Today the House of Representatives passed S 3307, the Healthy, Hunger Free Kids Act. The bill, already passed through the Senate, reauthorizes important child nutrition programs like school lunches. Highlights of the legislation include:
- Expanding the Afterschool Meal Program to all 50 states;
- Increasing the federal reimbursement per meal for free or reduced price lunches;
- Enhancing the nutritional quality of food served in school-based and preschool settings; and
- Making “competitive foods” offered or sold in schools more nutritious.
- Supporting improvements to direct certification for school meals for children eligible for other assistance programs like Medicaid;
- Improving area eligibility rules so more family child care homes can use the Child and Adult Care Food program – supporting care agencies operating outside of school systems.

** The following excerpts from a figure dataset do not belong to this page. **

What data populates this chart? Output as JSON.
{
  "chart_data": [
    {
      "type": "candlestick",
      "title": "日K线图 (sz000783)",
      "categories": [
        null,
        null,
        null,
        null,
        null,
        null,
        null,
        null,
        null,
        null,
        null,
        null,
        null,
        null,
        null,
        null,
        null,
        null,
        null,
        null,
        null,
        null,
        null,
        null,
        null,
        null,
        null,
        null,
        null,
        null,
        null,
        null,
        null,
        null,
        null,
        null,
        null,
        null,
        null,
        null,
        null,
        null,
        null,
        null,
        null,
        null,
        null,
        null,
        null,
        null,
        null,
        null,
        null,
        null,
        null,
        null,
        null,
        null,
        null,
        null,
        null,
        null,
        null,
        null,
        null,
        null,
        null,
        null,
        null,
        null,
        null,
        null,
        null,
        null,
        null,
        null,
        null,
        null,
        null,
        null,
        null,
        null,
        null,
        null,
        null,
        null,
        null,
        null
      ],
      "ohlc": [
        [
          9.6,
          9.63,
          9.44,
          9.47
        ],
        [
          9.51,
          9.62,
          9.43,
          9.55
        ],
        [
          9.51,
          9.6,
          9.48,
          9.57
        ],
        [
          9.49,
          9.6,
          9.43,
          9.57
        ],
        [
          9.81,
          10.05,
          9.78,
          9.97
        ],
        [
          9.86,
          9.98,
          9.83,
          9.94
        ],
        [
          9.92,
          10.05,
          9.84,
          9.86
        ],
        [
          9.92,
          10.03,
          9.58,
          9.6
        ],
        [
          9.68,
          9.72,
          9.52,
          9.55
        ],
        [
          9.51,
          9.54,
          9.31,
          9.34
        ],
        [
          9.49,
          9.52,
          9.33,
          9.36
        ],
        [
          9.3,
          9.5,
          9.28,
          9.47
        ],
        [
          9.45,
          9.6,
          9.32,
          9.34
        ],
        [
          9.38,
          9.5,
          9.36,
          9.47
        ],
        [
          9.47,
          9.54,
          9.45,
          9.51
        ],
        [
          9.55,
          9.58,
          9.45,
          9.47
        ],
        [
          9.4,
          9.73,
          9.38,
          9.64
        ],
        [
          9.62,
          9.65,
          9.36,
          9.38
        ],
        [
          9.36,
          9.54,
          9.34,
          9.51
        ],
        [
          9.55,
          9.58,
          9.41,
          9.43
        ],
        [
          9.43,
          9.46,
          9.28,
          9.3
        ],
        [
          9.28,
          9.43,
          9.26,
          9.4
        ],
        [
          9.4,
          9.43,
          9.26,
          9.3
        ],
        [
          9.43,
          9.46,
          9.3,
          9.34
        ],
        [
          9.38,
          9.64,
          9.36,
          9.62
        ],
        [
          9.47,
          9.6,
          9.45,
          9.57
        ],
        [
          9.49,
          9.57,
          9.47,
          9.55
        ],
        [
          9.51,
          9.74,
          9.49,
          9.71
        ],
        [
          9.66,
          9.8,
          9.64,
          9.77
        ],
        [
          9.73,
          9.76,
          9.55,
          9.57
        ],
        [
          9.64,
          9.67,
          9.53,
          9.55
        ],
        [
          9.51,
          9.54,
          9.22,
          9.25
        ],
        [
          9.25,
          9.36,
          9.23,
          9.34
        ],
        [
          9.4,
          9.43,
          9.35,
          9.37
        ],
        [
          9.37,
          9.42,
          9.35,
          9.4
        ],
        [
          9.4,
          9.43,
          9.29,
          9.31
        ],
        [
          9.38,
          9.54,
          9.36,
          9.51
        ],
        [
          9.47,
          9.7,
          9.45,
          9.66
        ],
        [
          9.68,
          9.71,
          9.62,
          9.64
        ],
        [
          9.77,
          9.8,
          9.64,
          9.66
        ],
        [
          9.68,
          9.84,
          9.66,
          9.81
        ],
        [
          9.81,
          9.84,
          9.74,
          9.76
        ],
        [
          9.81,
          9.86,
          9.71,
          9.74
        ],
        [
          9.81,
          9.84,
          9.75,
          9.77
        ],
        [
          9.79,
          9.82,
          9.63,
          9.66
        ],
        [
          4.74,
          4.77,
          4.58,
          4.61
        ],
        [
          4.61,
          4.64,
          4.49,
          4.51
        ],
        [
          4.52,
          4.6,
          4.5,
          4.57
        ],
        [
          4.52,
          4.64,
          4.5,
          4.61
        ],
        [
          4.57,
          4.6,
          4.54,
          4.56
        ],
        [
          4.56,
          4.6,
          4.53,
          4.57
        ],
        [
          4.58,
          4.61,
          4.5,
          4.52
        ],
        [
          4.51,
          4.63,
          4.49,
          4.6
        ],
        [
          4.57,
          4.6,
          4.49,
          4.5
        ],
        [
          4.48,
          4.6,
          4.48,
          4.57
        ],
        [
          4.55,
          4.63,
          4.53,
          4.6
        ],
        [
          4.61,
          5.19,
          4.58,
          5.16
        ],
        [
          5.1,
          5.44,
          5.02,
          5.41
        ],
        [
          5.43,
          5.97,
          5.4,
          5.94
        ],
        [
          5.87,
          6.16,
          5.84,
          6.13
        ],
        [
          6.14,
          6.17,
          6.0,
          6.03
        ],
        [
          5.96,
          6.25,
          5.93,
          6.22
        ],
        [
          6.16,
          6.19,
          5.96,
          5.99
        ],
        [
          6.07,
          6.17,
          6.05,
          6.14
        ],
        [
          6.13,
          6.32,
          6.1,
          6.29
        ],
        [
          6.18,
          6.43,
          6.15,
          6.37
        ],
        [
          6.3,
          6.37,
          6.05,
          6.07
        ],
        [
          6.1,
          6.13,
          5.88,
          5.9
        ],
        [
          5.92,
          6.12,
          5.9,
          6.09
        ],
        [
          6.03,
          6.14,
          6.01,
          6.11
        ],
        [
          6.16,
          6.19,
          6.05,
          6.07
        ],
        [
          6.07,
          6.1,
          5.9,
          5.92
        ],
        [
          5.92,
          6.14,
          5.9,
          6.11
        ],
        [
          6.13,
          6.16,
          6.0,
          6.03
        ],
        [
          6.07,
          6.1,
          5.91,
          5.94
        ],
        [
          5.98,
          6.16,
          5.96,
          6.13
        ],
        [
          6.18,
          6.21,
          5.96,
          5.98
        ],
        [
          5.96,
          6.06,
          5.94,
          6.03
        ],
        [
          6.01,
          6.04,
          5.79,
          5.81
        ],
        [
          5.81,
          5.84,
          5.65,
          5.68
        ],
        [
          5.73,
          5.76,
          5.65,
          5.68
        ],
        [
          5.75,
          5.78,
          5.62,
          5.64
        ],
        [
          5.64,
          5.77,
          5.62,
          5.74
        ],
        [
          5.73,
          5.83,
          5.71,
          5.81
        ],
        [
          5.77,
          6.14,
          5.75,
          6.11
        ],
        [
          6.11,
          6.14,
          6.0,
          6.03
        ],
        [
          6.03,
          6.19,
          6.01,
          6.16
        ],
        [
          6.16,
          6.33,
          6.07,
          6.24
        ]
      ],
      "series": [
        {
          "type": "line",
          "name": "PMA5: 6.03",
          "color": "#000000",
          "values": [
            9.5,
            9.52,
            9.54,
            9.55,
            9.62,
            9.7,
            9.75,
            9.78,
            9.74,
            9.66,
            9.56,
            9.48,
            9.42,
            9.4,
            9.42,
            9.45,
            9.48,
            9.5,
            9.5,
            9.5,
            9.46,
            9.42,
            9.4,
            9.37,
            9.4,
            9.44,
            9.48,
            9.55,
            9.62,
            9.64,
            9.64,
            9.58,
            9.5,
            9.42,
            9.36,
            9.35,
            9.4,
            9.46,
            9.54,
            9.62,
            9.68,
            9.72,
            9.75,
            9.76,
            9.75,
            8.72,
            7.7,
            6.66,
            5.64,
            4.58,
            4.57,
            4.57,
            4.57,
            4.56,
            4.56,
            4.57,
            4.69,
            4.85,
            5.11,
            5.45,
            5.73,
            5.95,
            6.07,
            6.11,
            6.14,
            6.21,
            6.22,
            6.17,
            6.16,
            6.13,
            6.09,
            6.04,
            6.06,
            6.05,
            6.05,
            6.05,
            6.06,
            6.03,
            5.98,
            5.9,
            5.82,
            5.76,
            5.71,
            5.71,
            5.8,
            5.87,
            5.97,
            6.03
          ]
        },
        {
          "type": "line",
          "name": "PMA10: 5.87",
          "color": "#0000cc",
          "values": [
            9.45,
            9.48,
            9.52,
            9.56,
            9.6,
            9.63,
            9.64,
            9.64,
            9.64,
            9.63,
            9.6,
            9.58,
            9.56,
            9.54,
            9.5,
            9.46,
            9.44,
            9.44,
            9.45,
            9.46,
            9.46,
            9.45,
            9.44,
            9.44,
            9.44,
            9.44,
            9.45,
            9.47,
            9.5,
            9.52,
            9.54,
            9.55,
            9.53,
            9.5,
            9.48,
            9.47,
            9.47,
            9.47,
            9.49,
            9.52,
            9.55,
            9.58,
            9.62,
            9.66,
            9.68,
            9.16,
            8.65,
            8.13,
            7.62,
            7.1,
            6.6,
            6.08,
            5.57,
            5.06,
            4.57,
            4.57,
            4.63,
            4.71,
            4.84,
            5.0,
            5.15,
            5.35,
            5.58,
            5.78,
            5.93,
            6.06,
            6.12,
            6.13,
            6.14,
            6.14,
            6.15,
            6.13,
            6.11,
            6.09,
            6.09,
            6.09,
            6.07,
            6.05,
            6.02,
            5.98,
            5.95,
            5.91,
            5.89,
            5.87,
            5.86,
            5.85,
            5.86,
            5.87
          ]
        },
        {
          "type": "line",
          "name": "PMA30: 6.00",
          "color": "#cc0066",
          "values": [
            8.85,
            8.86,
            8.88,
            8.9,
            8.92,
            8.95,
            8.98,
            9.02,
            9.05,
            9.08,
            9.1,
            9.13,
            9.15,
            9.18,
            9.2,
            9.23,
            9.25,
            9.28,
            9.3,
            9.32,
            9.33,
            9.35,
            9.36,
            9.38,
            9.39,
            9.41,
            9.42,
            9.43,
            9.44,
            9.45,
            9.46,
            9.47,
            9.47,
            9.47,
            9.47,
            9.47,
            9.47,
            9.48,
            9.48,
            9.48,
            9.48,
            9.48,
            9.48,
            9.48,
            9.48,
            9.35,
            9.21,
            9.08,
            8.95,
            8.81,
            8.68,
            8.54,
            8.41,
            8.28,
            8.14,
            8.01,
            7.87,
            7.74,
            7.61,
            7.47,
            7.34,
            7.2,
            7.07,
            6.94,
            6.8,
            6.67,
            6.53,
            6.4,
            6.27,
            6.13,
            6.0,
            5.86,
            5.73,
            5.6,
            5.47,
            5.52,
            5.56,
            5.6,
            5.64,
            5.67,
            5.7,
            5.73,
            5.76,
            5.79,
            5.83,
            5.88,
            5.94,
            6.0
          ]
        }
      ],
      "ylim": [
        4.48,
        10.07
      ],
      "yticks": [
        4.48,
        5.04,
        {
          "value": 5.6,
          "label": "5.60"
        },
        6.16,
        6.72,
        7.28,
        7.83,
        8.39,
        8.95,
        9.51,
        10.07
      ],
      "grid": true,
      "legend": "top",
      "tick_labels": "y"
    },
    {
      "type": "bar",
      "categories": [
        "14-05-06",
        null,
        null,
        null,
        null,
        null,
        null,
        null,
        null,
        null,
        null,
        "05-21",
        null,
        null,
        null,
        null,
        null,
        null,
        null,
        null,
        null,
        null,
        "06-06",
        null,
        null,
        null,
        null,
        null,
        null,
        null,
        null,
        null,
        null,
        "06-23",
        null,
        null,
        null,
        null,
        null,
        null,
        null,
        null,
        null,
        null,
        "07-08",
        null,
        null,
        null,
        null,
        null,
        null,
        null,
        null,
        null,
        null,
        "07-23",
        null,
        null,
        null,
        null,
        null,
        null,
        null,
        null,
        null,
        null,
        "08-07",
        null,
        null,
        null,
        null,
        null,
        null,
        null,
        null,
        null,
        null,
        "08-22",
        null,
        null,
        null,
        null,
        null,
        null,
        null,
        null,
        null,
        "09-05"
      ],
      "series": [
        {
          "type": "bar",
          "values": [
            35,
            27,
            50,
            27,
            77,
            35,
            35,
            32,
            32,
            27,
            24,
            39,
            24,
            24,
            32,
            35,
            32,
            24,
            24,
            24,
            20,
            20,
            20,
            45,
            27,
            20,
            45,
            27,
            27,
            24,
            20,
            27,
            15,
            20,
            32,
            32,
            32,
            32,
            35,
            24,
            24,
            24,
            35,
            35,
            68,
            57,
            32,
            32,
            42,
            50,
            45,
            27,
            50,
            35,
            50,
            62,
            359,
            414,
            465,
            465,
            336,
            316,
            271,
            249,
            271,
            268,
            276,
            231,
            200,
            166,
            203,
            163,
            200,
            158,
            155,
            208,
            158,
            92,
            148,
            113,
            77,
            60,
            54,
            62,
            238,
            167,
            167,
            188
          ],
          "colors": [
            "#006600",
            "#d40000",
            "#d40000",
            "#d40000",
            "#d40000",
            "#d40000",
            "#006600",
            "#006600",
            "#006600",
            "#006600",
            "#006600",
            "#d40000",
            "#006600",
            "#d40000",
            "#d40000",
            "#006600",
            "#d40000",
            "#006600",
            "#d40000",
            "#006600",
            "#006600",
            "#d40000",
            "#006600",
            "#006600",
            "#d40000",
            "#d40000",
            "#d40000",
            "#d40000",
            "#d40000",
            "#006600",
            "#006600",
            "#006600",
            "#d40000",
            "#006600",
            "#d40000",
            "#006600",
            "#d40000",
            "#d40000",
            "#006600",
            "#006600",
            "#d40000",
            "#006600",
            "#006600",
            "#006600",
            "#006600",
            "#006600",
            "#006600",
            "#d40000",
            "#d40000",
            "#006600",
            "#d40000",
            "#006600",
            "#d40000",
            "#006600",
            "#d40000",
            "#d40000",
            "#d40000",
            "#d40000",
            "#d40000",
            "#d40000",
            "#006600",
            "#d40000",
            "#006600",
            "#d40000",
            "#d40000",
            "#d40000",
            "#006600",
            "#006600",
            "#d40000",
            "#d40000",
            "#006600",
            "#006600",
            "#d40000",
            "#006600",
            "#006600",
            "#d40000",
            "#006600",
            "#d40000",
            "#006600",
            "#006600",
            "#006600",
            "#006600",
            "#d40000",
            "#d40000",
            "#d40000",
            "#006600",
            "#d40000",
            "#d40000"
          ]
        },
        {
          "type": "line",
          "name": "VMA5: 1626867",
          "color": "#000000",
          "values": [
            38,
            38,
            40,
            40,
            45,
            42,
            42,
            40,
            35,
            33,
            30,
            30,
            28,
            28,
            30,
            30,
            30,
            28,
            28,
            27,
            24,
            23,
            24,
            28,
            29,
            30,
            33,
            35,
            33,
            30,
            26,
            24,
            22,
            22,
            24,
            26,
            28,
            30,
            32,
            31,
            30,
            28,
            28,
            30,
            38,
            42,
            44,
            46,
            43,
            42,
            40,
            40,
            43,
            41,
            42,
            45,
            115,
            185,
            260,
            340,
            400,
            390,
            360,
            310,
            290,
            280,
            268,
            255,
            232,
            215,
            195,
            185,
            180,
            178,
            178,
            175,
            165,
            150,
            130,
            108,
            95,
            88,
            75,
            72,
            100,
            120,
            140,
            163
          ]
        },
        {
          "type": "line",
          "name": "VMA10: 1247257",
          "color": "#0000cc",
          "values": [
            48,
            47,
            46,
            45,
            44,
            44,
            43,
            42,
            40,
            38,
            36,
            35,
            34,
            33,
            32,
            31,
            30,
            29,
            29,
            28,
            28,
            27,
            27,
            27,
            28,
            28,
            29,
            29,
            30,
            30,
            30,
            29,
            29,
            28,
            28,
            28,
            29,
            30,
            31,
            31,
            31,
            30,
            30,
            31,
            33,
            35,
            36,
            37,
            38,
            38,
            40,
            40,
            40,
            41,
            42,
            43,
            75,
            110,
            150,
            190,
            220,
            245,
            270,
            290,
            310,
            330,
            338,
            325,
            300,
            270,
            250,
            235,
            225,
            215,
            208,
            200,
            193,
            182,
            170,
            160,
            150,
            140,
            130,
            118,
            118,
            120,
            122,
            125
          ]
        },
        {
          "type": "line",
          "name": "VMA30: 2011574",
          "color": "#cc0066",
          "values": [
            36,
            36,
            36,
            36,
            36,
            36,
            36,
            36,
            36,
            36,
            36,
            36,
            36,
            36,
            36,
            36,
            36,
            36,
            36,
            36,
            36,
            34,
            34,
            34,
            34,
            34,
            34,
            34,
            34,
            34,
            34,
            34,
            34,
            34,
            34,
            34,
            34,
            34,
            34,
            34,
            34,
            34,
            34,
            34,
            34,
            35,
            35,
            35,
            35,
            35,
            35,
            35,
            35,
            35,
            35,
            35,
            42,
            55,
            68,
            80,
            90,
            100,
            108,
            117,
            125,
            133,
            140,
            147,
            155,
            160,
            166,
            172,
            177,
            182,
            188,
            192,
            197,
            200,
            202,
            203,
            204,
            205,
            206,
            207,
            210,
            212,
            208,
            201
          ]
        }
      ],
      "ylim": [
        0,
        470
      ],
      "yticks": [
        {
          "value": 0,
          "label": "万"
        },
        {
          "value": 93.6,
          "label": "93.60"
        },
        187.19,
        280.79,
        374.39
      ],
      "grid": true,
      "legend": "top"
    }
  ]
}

The highlights included in this bill are important and should certainly be supported. However, in order to pay for the new improvements Congress partially funded them with $2.2 billion in Supplemental Nutrition and Assistance Program (SNAP, formerly known as Food Stamps).
In order to address child hunger in the U.S., children and families both need access to assistance, ensuring nutrition at school and at home. Programs like SNAP allow families on tight budgets to stretch their funds further than they would go on their own.
Now that Congress has passed Child Nutrition in this manner, both they and the Obama administration must work to restore the SNAP offset.